Executives would not say whether its Durata leads -- wires that connect the implantable defibrillator to the heart -- were at the core of a potential problem at the Sylmar facility.
Durata leads came under scrutiny earlier this year as a prominent cardiologist raised safety concerns. An earlier version of the Durata lead, called Riata, were recalled because the insulation covering the wires wore away, exposing the cables.
In a telephone interview, Chief Financial Officer John Heinmiller said there are five facilities around the world that make products and components for St. Jude's cardiac rhythm management products, and each facility makes all products.
Asked why management thought a warning letter may be coming, Heinmiller said "it is too early to speculate."
Typically, warning letters are issued 60 to 90 days after a facility has been inspected. Heinmiller said the inspection is near an end. He declined to say what questions inspectors asked or what comments they made during the inspection process.
Sometimes companies get warning letters over their record-keeping practices, rather than the actual production of a device or component.

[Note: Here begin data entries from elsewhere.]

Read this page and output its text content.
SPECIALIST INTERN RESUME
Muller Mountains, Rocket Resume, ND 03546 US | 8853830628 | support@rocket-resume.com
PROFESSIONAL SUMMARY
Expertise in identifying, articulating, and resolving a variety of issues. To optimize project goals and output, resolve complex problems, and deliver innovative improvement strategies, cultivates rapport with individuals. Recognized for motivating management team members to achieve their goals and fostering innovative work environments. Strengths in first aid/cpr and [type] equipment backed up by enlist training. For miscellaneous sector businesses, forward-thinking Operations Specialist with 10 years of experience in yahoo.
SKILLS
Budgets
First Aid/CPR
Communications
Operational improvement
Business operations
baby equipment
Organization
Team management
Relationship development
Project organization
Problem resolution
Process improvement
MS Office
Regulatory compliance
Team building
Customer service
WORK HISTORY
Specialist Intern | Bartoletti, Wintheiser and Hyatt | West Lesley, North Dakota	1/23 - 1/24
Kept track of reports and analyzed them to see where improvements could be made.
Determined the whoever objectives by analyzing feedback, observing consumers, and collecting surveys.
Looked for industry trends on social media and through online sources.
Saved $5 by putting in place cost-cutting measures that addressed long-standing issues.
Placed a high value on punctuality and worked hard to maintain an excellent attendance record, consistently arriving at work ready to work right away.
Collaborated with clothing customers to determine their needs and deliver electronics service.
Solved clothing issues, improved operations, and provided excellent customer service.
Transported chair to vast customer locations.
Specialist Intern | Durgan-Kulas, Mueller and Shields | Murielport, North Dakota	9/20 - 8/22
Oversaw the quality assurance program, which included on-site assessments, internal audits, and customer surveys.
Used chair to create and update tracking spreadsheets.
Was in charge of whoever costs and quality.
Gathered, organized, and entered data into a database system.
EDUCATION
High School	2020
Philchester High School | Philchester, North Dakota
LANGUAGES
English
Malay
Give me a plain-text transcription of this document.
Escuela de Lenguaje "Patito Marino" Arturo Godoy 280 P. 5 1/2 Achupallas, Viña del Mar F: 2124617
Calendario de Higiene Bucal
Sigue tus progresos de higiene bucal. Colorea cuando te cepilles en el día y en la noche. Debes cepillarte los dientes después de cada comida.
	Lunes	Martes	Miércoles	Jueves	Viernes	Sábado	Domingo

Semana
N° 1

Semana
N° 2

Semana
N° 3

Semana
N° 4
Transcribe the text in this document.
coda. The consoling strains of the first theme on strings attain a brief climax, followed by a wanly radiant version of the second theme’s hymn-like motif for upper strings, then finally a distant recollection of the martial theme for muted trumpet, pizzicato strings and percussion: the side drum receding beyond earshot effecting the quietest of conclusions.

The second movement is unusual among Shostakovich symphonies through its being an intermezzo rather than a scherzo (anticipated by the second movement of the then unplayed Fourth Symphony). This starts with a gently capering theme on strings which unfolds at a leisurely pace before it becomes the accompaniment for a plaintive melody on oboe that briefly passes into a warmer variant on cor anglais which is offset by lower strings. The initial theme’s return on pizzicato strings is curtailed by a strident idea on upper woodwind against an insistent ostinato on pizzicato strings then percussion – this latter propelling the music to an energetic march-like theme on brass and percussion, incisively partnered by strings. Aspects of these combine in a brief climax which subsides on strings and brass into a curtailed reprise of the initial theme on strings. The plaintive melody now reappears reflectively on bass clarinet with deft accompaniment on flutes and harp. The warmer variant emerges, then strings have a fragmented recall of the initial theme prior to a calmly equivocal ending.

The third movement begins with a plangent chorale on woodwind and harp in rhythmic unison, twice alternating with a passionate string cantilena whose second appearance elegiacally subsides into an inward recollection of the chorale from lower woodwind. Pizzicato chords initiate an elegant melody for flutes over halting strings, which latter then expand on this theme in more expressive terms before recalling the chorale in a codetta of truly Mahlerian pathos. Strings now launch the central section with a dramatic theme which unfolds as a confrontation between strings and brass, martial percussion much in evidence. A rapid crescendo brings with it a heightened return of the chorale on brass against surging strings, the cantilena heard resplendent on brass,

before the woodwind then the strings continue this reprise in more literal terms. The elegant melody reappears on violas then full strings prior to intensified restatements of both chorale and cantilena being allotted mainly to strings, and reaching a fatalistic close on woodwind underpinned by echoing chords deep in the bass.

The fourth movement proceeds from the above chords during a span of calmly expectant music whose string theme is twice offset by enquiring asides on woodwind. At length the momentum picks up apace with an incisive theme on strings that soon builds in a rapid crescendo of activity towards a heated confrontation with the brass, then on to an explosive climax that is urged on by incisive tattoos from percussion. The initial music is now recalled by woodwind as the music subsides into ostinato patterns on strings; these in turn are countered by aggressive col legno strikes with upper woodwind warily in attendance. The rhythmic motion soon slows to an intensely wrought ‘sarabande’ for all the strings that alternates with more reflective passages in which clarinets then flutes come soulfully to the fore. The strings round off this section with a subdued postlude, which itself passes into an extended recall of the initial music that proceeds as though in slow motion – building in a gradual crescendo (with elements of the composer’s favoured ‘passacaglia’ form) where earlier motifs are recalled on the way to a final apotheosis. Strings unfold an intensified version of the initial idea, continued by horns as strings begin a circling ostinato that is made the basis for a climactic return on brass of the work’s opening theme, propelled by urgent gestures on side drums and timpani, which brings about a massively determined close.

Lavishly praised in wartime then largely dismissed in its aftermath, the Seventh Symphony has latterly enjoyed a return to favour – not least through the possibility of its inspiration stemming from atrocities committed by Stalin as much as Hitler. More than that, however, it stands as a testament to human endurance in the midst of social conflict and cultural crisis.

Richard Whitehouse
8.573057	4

"Even if they get a warning letter, I don't think it'll have any impact on their business," said Jeff Jonas, a portfolio manager for Gabelli Health and Wellness Trust Mutual Fund. "But it's a negative in light of their lead issues, and the weaker sales. I'm betting Medtronic will be the main beneficiary."
Starks told the conference call that the warning letter does not change his view that the market for cardiac rhythm products will stabilize by the middle of next year.
Stark acknowledged that the company has lost share in leads, selling fewer of them even as it sells more implantable defibrillators.
"We've lost share in high-voltage leads...there's no question about it," he told analysts.
Earlier, the company posted lower quarterly net earnings on softer sales as well as restructuring and other charges.
Third-quarter net earnings fell to $176 million, or 56 cents per share, from $227 million, or 69 cents per share, a year earlier.
Excluding the charges, earnings were 83 cents per share, 2 cents higher than the consensus estimate on Wall Street, according to Thomson Reuters I/B/E/S.
Sales fell to $1.33 billion from $1.38 billion, hurt by weakness in European markets driven by austerity measures. Sales fell in every business unit except for atrial fibrillation.
Sales of cardiac rhythm products, including implantable defibrillators, fell 8 percent to $691 million. Sales of defibrillators, known as ICDs, dropped 7 percent to $412 million.
Starks said he expects ICD sales to be $2.832 billion to $2.862 billion in 2012, down from the previous forecast of $2.860 billion to $2.900 billion.
He also said he expects market shares to remain "stable to slightly higher" in 2012, backing off his previous outlook calling for one half percentage point of market share gains.
The disclosure about the possibility of a warning letter has caused significant consternation among investors, Bernstein Research analyst Derrick Sung wrote in a note to clients.
"But we are less concerned about the impact of a warning letter as we are about the ... deceleration in St. Jude's ICD sales," Sung said.
Boston Scientific Corp , the third-largest maker of heart rhythm products after Medtronic and St. Jude, is scheduled to report its third-quarter results on Thursday.